After nine months of court-ordered exercises, we heard the dreaded S word from his trusted physical therapist. So we went for a consult with the surgeon. I knew what he would tell us; I mean, hello, TK’s head was cocked from the moment we walked into that office. But I still had to allow myself a grieving period when it became final that, at the end of next month, they would be putting my baby to sleep for a (fifteen-minute) procedure that involves cutting and tearing and sewing.

Then I remembered that there’s something else that involves those activities. And it’s called life. And since grace is my surgeon, I don’t have to stay sad about this or anything.
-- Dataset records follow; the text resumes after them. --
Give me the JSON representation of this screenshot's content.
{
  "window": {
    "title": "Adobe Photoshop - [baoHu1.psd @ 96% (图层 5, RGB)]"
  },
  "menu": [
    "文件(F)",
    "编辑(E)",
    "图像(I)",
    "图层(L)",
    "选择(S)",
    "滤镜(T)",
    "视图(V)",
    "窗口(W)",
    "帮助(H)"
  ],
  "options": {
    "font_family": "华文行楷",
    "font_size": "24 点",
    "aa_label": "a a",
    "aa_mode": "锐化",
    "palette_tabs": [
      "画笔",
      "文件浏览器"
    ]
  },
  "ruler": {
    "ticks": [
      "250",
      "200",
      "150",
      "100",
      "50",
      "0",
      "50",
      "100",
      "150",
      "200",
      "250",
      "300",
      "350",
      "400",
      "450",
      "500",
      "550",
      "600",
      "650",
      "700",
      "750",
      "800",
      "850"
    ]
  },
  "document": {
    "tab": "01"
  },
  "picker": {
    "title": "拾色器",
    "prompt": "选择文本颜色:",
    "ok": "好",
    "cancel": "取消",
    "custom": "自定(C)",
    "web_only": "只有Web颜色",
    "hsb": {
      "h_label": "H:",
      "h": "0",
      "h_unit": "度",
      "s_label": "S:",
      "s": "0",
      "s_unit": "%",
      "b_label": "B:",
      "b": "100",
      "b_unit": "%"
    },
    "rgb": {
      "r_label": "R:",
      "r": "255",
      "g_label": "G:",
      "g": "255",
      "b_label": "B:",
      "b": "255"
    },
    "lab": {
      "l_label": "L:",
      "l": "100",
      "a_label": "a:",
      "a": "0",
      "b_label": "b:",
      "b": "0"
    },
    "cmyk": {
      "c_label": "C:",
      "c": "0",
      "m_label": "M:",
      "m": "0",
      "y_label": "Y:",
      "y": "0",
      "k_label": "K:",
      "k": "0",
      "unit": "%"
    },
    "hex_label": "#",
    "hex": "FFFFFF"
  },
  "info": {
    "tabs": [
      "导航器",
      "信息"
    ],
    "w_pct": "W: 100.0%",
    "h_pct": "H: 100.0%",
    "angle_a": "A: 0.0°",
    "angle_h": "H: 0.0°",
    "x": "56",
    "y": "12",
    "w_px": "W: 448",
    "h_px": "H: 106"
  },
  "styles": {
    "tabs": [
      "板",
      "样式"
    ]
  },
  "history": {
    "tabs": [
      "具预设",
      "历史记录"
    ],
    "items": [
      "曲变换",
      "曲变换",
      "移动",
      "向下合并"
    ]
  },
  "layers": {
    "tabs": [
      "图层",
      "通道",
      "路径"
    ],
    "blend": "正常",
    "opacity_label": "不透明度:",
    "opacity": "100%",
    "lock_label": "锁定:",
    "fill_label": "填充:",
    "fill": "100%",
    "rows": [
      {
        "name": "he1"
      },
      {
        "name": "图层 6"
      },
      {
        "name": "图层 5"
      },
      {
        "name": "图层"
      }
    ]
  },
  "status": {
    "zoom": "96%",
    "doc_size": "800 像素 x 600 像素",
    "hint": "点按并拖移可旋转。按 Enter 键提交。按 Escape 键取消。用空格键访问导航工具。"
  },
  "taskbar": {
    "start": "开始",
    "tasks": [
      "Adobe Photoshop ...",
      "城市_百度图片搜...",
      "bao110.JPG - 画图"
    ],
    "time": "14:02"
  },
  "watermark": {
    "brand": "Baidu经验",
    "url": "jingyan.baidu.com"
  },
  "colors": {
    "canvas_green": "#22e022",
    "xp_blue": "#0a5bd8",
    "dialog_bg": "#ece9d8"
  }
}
Can he get by without surgery? No. Will you agent my book and have it published within the year? No. Can I get married at the age of twenty-five and have two kids before thirty? No. (And, you’re welcome.) There are times when I look back over my thirty-five years and all I can see is a series of negative responses to the hopes I had. For awhile, those Nos made me question God’s goodness, even his existence. He was being so mean! But hindsight is quite the window-washer, and as I look out of mine right now, surrounded as I am by a home and family that I love, I’ve learned to be a little more okay with No.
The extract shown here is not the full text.